A response to my piece from my friend Carl Safina, a prominent oceans advocate whose latest book is “The View from Lazy Point”:
SAFINA Email: My question: Did outsider pressure speed the end of Japan’s Antarctic whaling or prolong it?
From www.carlsafina.org, February 28th, 2011
Japanese Whaling Ship |
Japan’s Antarctic whalers have given up the season early, having killed few whales.
But I wonder: If Westerners had ignored Japan’s whaling, would its whaling have died sooner, of its own internal economic problems?
Sea Shepherd contended as recently as Feb. 19, 2011, that, “The Japanese government is posturing and talking big in an effort to save face. The reality is that the Japanese whaling industry is an antiquated, dying industry.”
That’s my point: 1) whaling is a dying industry, 2) whaling has been forced to “save face.” Forcing Japan to save face distracts Japan’s fisheries officials and public from focusing on the fact that whaling loses money.
I am not saying Western protest has not been felt. I’m saying it has. My question is whether that has caused push-back that has delayed modernization in Japanese policy. Junichi Sato, executive director of Greenpeace Japan, wrote on Feb 22, that for the past decade he and his colleagues have attacked whaling at its economic core, “showing the Japanese public the corruption that is rife inside the whaling industry. It’s Japanese taxpayer’s money that is continuing to bankroll ocean destruction, through the subsidies required to put the fleet to sea every year. As Japanese people become more aware of the corruption that has been propping their government’s bogus ‘scientific’ whaling, they are also becoming increasingly more vocal about ending it.”
If I were a member of Japan’s public, I might be more outraged by foreigners telling Japan what to do, but more convinced that whaling should end if I learned of wasted money and corrupt officials.

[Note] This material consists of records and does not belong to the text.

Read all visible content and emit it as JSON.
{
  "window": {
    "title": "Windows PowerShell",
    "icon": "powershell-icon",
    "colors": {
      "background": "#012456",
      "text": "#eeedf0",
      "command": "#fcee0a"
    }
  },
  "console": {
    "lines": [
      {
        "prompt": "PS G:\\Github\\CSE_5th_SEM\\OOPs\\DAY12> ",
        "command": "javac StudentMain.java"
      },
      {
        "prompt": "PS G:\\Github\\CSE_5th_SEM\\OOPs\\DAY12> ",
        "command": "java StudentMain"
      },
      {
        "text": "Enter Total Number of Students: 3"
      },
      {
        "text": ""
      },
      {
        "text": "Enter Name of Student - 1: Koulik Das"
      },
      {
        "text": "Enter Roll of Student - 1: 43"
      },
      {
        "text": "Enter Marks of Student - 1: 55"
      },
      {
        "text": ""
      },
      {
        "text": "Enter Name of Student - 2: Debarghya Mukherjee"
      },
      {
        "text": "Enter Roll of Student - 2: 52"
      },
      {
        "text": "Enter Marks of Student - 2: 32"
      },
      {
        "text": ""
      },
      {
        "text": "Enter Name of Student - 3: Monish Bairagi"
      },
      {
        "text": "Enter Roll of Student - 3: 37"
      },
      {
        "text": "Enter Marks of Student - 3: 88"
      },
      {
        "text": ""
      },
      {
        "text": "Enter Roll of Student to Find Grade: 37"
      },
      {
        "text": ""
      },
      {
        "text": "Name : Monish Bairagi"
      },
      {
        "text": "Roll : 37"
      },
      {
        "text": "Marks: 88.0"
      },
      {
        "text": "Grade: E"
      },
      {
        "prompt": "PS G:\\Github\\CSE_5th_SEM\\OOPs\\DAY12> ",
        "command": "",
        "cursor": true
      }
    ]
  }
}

Japan’s officials have never apologized to foreign critics for whaling (or for excessive tuna fishing), but Greenpeace Japan reports that because it exposed internal scandals, “several Fisheries Agency officials publicly apologized for taking whale meat as gifts.” The second in command of the agency subsequently left his job. “We are seeing many signs that Japan no longer wants to go whaling,” says Junichi Sato, “Its current economic climate is just the tip of the iceberg.” The other problem: whale meat isn’t selling, and even before this hunting season, Japan was faced with what Greenpeace Japan called a, “ridiculously excessive stockpile of frozen whale meat.”
Sato, however, believes pressure must be maintained both from inside and outside Japan.
Back in May, the New York Times ran an article by Martin Fackler which explained that, “While few Japanese these days actually eat whale, criticism of the whale hunts has long been resented here as a form of Western cultural imperialism. Whaling was… a rare issue where Tokyo could appeal to conservatives by waving the flag and saying no to Washington.” In Fackler’s article, a lawmaker from the northern island of Hokkaido named Tadamasa Kodaira says—in reference to Sea Shepherd’s boats harassing Japan’s whalers—“We can’t change now because it would look like giving in.”
I realize it’s not that simple. Inside Japan, some say the real reason the ministry wants to keep the whaling program going is to secure cushy retirement jobs for ministry officials. “It is really just protecting bureaucratic self-interest,” said Atsushi Ishii, a professor of environmental politics at Tohoku University in Sendai.
So back to the question: Does outside protest speed or slow the demise of whaling? Let’s ask Isao Kondo, 83, retired after a career as a manager at the now-defunct Japan Whaling Company. Fackler quotes him as saying, “Japan doesn’t like being told what to do. But like it or not, whaling is dying.”
Carl: The question you raise is an interesting one. They definitely don’t like to be told what to do. I think it more likely that they left the whaling ground seemingly caving in to the Sea Shepherds, in exchange for a quid pro quo to whale off their own coasts.
I do think the Japanese have felt a lot of pressure from “The Cove,” don’t you? – Dick R. [“The Cove” is the Academy Award-winning documentary about the annual Japanese dolphin hunts in the town of Taiji].
Safina’s response: My general distinctions are:
If it’s profitable and thriving, it’s worth outsider pressure to weaken it (ie. The Cove).
If it’s economically non-viable, and it’s a matter of national pride that could delay its collapse (if abandoning it would look like caving in to outsiders), it might be worth walking away and watching it fall.
Throughout, insider pressure from within the countries involved is probably always valuable and more powerful.